The Defence and Security Organisation is looking for a new boss to replace Stephen Phipson, who recently left the organisation to take up the post of chief executive at the U.K. engineering employers association EEF. Here, he discusses next-generation warships with Defense News Executive Editor Jill Aitoro.

LONDON — A key appointment for the British government agency charged with supporting defense and security exports is expected in the new year. However, industry executives are worried the new official could fall short of the sector’s needs.

The Defence and Security Organisation is looking for a new boss to replace Stephen Phipson, who recently left the organisation to take up the post of chief executive at the U.K. engineering employers association EEF. Applications for the post recently closed.

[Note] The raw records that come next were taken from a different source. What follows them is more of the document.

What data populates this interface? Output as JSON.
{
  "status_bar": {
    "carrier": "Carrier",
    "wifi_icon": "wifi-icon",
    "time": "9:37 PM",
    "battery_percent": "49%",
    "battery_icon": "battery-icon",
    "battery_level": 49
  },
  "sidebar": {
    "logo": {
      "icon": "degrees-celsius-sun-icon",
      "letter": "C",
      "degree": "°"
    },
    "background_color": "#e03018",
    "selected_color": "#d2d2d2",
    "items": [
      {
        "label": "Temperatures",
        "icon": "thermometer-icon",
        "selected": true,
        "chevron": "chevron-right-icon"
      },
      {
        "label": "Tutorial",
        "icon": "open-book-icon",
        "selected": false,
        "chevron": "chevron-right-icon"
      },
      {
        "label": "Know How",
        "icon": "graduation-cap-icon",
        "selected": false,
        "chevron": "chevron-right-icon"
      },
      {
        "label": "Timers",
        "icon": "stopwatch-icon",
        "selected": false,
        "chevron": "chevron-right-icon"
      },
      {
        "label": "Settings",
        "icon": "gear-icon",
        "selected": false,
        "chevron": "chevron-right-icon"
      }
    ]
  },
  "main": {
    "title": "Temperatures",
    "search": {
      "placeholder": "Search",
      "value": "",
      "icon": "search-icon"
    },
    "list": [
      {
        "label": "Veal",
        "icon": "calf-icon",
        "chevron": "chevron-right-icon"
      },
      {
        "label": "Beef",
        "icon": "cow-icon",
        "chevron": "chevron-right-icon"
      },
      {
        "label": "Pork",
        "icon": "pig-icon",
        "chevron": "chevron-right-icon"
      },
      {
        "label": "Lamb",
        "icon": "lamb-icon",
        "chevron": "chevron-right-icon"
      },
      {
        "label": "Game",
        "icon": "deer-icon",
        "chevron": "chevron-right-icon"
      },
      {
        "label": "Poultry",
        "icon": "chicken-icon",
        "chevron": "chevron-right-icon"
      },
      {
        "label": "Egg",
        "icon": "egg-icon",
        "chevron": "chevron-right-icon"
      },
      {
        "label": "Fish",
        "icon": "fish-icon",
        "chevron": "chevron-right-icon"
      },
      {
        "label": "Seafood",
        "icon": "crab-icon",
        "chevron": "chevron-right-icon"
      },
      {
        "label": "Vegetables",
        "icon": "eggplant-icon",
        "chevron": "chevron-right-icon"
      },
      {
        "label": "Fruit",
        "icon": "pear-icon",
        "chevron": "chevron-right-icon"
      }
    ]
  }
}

Britain employs nearly 250,000 people in the defense and security sectors, and many of those people are becoming increasingly reliant on exports at a time of growing competition from overseas rivals.

Industry executives, however, are voicing concern over the caliber of the person the Department for International Trade, which oversees DSO, is likely to attract with an annual salary of about just £120,000.

As it has done in the past, industry offered to help fund a significant increase in the salary in order to attract the right caliber of recruit, but that was rejected by the government.

“What industry needs is someone with industrial experience, considerable gravitas, prepared to work 100 hours a week, be able to lead major sales campaigns at government level and have credibility with customers. It’s a big ask for £120,000, unless there is a knighthood thrown in as well. If we are not careful, what we will end up with is a civil servant, which is not what DSO needs to restore it to the level of effectiveness it once had,” an executive told Defense News on condition of anonymity.

Paul Everitt, the CEO of leading trade body ADS, claimed that concern about the salary was widespread.

“Across industry we share the concerns that this is an important role and we need to find the right person to be able to lead on the big strategic export campaigns,” he said.

“Government will not allow us to go back to the old days of supplementing the salary of the DSO head to ensure an appropriate person could be attracted, so we are reliant on finding someone who is willing to sacrifice short-term salary in return for the experience the DSO job would afford them or somebody who is coming towards the end of their career and wants to give something back,” he added.

“Essentially it is someone who is on the way up or on the way out.”